Another huge benefit to journals indexed by Scopus is the Journal Analyzer function. This tool allows a journal to track its citations back to 1996. The Journal Analyzer also allows users to select up to 10 journals and compare their performance next to each other on the same graph. This could be a useful visual accompaniment to a grant application.
Web 2.0 concepts
July 6, 2008
I recently finished reading Key differences between Web 1.0 and Web 2.0. I admit that Web 2.0 was old news over two years ago, but this article provides a good summary of key concepts. It would be useful to read for those wanting to integrate Web 2.0 concepts into a site design.
A few excerpts:
The article discusses the “balkanization” phenomenon. Users are more likely to join a particular on-line social network if a critical mass of one’s friends are already members.
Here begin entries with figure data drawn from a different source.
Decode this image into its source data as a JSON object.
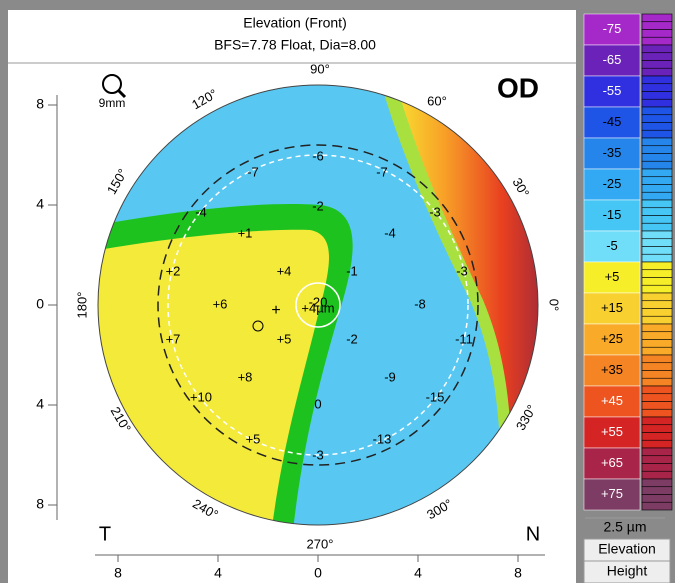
{
  "header": {
    "title": "Elevation (Front)",
    "subtitle": "BFS=7.78 Float, Dia=8.00"
  },
  "eye": "OD",
  "zoom_label": "9mm",
  "angle_labels": [
    "90°",
    "60°",
    "30°",
    "0°",
    "330°",
    "300°",
    "270°",
    "240°",
    "210°",
    "180°",
    "150°",
    "120°"
  ],
  "y_axis_labels": [
    "8",
    "4",
    "0",
    "4",
    "8"
  ],
  "x_axis_labels": [
    "8",
    "4",
    "0",
    "4",
    "8"
  ],
  "corner_labels": [
    "T",
    "N"
  ],
  "map_values": [
    "-6",
    "-7",
    "-7",
    "-4",
    "-2",
    "-3",
    "+1",
    "-4",
    "+2",
    "+4",
    "-1",
    "-3",
    "+6",
    "-8",
    "+7",
    "+5",
    "-2",
    "-11",
    "+8",
    "-9",
    "+10",
    "0",
    "-15",
    "+5",
    "-13",
    "-3"
  ],
  "center_values": [
    "-20",
    "+4µm"
  ],
  "scale": {
    "levels": [
      {
        "label": "-75",
        "color": "#a528c8"
      },
      {
        "label": "-65",
        "color": "#6a22b8"
      },
      {
        "label": "-55",
        "color": "#3030e0"
      },
      {
        "label": "-45",
        "color": "#1f55e6"
      },
      {
        "label": "-35",
        "color": "#2585ea"
      },
      {
        "label": "-25",
        "color": "#32a9f2"
      },
      {
        "label": "-15",
        "color": "#45c6f4"
      },
      {
        "label": "-5",
        "color": "#70def8"
      },
      {
        "label": "+5",
        "color": "#f6ee28"
      },
      {
        "label": "+15",
        "color": "#f8d030"
      },
      {
        "label": "+25",
        "color": "#f8aa28"
      },
      {
        "label": "+35",
        "color": "#f58424"
      },
      {
        "label": "+45",
        "color": "#ee5420"
      },
      {
        "label": "+55",
        "color": "#d42424"
      },
      {
        "label": "+65",
        "color": "#a82448"
      },
      {
        "label": "+75",
        "color": "#7c3c64"
      }
    ],
    "step": "2.5 µm",
    "mode": "Elevation",
    "kind": "Height"
  }
}
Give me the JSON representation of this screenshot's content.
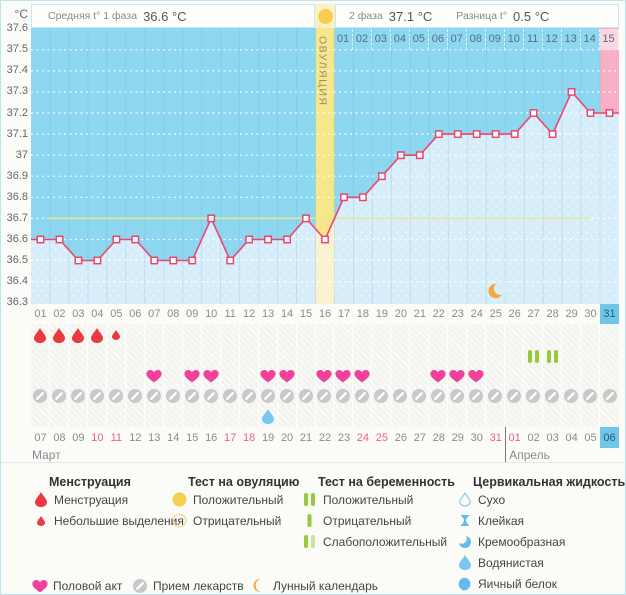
{
  "header": {
    "unit_label": "°C",
    "phase1_label": "Средняя t° 1 фаза",
    "phase1_value": "36.6 °C",
    "phase2_label": "2 фаза",
    "phase2_value": "37.1 °C",
    "diff_label": "Разница t°",
    "diff_value": "0.5 °C",
    "ovulation_test_result": "positive"
  },
  "chart_data": {
    "type": "line",
    "ylabel": "°C",
    "ylim": [
      36.3,
      37.6
    ],
    "ytick_step": 0.1,
    "yticks": [
      "37.6",
      "37.5",
      "37.4",
      "37.3",
      "37.2",
      "37.1",
      "37",
      "36.9",
      "36.8",
      "36.7",
      "36.6",
      "36.5",
      "36.4",
      "36.3"
    ],
    "x_days": [
      "01",
      "02",
      "03",
      "04",
      "05",
      "06",
      "07",
      "08",
      "09",
      "10",
      "11",
      "12",
      "13",
      "14",
      "15",
      "16",
      "17",
      "18",
      "19",
      "20",
      "21",
      "22",
      "23",
      "24",
      "25",
      "26",
      "27",
      "28",
      "29",
      "30",
      "31"
    ],
    "series": [
      {
        "name": "Базальная температура",
        "values": [
          36.6,
          36.6,
          36.5,
          36.5,
          36.6,
          36.6,
          36.5,
          36.5,
          36.5,
          36.7,
          36.5,
          36.6,
          36.6,
          36.6,
          36.7,
          36.6,
          36.8,
          36.8,
          36.9,
          37.0,
          37.0,
          37.1,
          37.1,
          37.1,
          37.1,
          37.1,
          37.2,
          37.1,
          37.3,
          37.2,
          37.2
        ]
      }
    ],
    "coverline": 36.7,
    "ovulation_day": 16,
    "ovulation_label": "ОВУЛЯЦИЯ",
    "phase2_days": [
      "01",
      "02",
      "03",
      "04",
      "05",
      "06",
      "07",
      "08",
      "09",
      "10",
      "11",
      "12",
      "13",
      "14",
      "15"
    ],
    "phase2_current_index": 14,
    "current_day": 31,
    "moon_day": 25,
    "grid": "dotted-white",
    "legend_position": "bottom"
  },
  "day_rows": {
    "menstruation_days": [
      1,
      2,
      3,
      4
    ],
    "menstruation_small_days": [
      5
    ],
    "pregnancy_test_positive_days": [
      27,
      28
    ],
    "intercourse_days": [
      7,
      9,
      10,
      13,
      14,
      16,
      17,
      18,
      22,
      23,
      24
    ],
    "medication_days": [
      1,
      2,
      3,
      4,
      5,
      6,
      7,
      8,
      9,
      10,
      11,
      12,
      13,
      14,
      15,
      16,
      17,
      18,
      19,
      20,
      21,
      22,
      23,
      24,
      25,
      26,
      27,
      28,
      29,
      30,
      31
    ],
    "cervical_watery_days": [
      13
    ]
  },
  "calendar": {
    "dates": [
      "07",
      "08",
      "09",
      "10",
      "11",
      "12",
      "13",
      "14",
      "15",
      "16",
      "17",
      "18",
      "19",
      "20",
      "21",
      "22",
      "23",
      "24",
      "25",
      "26",
      "27",
      "28",
      "29",
      "30",
      "31",
      "01",
      "02",
      "03",
      "04",
      "05",
      "06"
    ],
    "red_indices": [
      3,
      4,
      10,
      11,
      17,
      18,
      24,
      25
    ],
    "today_index": 30,
    "months": [
      {
        "label": "Март",
        "start_index": 0
      },
      {
        "label": "Апрель",
        "start_index": 25
      }
    ]
  },
  "legend": {
    "groups": [
      {
        "title": "Менструация",
        "items": [
          {
            "icon": "drop-red",
            "label": "Менструация"
          },
          {
            "icon": "drop-red-small",
            "label": "Небольшие выделения"
          }
        ]
      },
      {
        "title": "Тест на овуляцию",
        "items": [
          {
            "icon": "circle-yellow-filled",
            "label": "Положительный"
          },
          {
            "icon": "circle-yellow-outline",
            "label": "Отрицательный"
          }
        ]
      },
      {
        "title": "Тест на беременность",
        "items": [
          {
            "icon": "bars-green-two",
            "label": "Положительный"
          },
          {
            "icon": "bar-green-one",
            "label": "Отрицательный"
          },
          {
            "icon": "bars-green-weak",
            "label": "Слабоположительный"
          }
        ]
      },
      {
        "title": "Цервикальная жидкость",
        "items": [
          {
            "icon": "drop-outline-blue",
            "label": "Сухо"
          },
          {
            "icon": "sticky-blue",
            "label": "Клейкая"
          },
          {
            "icon": "creamy-blue",
            "label": "Кремообразная"
          },
          {
            "icon": "drop-blue",
            "label": "Водянистая"
          },
          {
            "icon": "circle-blue",
            "label": "Яичный белок"
          }
        ]
      }
    ],
    "bottom_items": [
      {
        "icon": "heart-pink",
        "label": "Половой акт"
      },
      {
        "icon": "pill-grey",
        "label": "Прием лекарств"
      },
      {
        "icon": "moon-orange",
        "label": "Лунный календарь"
      }
    ]
  },
  "colors": {
    "plot_bg": "#8ED7F0",
    "fill_below": "#D7EEFA",
    "fill_below_band": "#FAF2CC",
    "curve": "#E9476F",
    "coverline": "#EBE78C",
    "ovulation_band": "#F6E68C",
    "ovulation_band_header": "#FBF2C3",
    "ovulation_text": "#90906F",
    "current_column_pink": "#F8AFC8",
    "current_cell_pink": "#FBD7E3",
    "today_cell_blue": "#6EC6E8",
    "menstruation_red": "#E83A40",
    "heart_pink": "#F2419B",
    "pill_grey": "#C9C9C9",
    "test_green": "#97C93D",
    "test_green_light": "#CDE09A",
    "test_yellow": "#F7CE4F",
    "cervical_blue": "#64BAE8",
    "moon_orange": "#F5A840"
  }
}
Where Web 1.0 started the portalization trend (trying to build features of interest such as weather and news into a site so that users do not need to leave the site), Web 2.0 continues the portalization trend (by providing hosting of users’ photos and videos) but relies on users to bring the content.
In Web 2.0, the “trend is towards an increasingly customize front page so that no two users have the same experience.”
Brand names and Open Access
July 6, 2008
I was reading Peter Suber’s July 08 Open Access Newsletter, and its enough to make my head spin…there are so many developments posted on Open Access News I just can’t keep up anymore, its fantastic that “hot” stories are now tagged and the feed to these stories can be subscribed to here.
I was struck by a particular point Peter raised: that the availability of funds to pay for access [to research] does not scale to keep pace with the growth of published knowledge.
It made me think about the format problem. I’ve been hearing it mentioned over and over again, this question: why are we so attached to packaging our research into a journal format?
Is it the brand name that we’re so attached to? If we’re looking for quality, do we simply just seek out the Prada of journals? Does not the research stand up for itself, just like a consumer good has to? If your Vuitton luggage falls apart after one trip down the baggage conveyor belt, does the fancy brand matter anymore?
Maybe its about lack of time. Who has the time to compare quality of consumer goods…we’ve all purchased a generic brand at one point or another that greatly underperformed. To protect against that disappointment, its just easier to pay a little more for the name brand version. Perhaps we adopt a similar mentality with research?
This worries me a bit. The fact that research output volumes are multiplying so quickly…is it not in a way working against the cause?…is it not further fueling the demand for these high impact journals to exist? Is it not so much easier to simply save time by trusting the name brand research?
In my mind, the solution lies in the metrics…where citations and downloads can be measured and compared to the opinions of the elite groups of peer reviewers that decide which articles are Vuittons and which are simply generic. I can’t help but predict that once a more unified and unprejudiced method of tracking impact appears, brand names just won’t matter. The quality of an item of research will simply stand up for itself, visible for all to see, no longer in need of being sold under a designer label.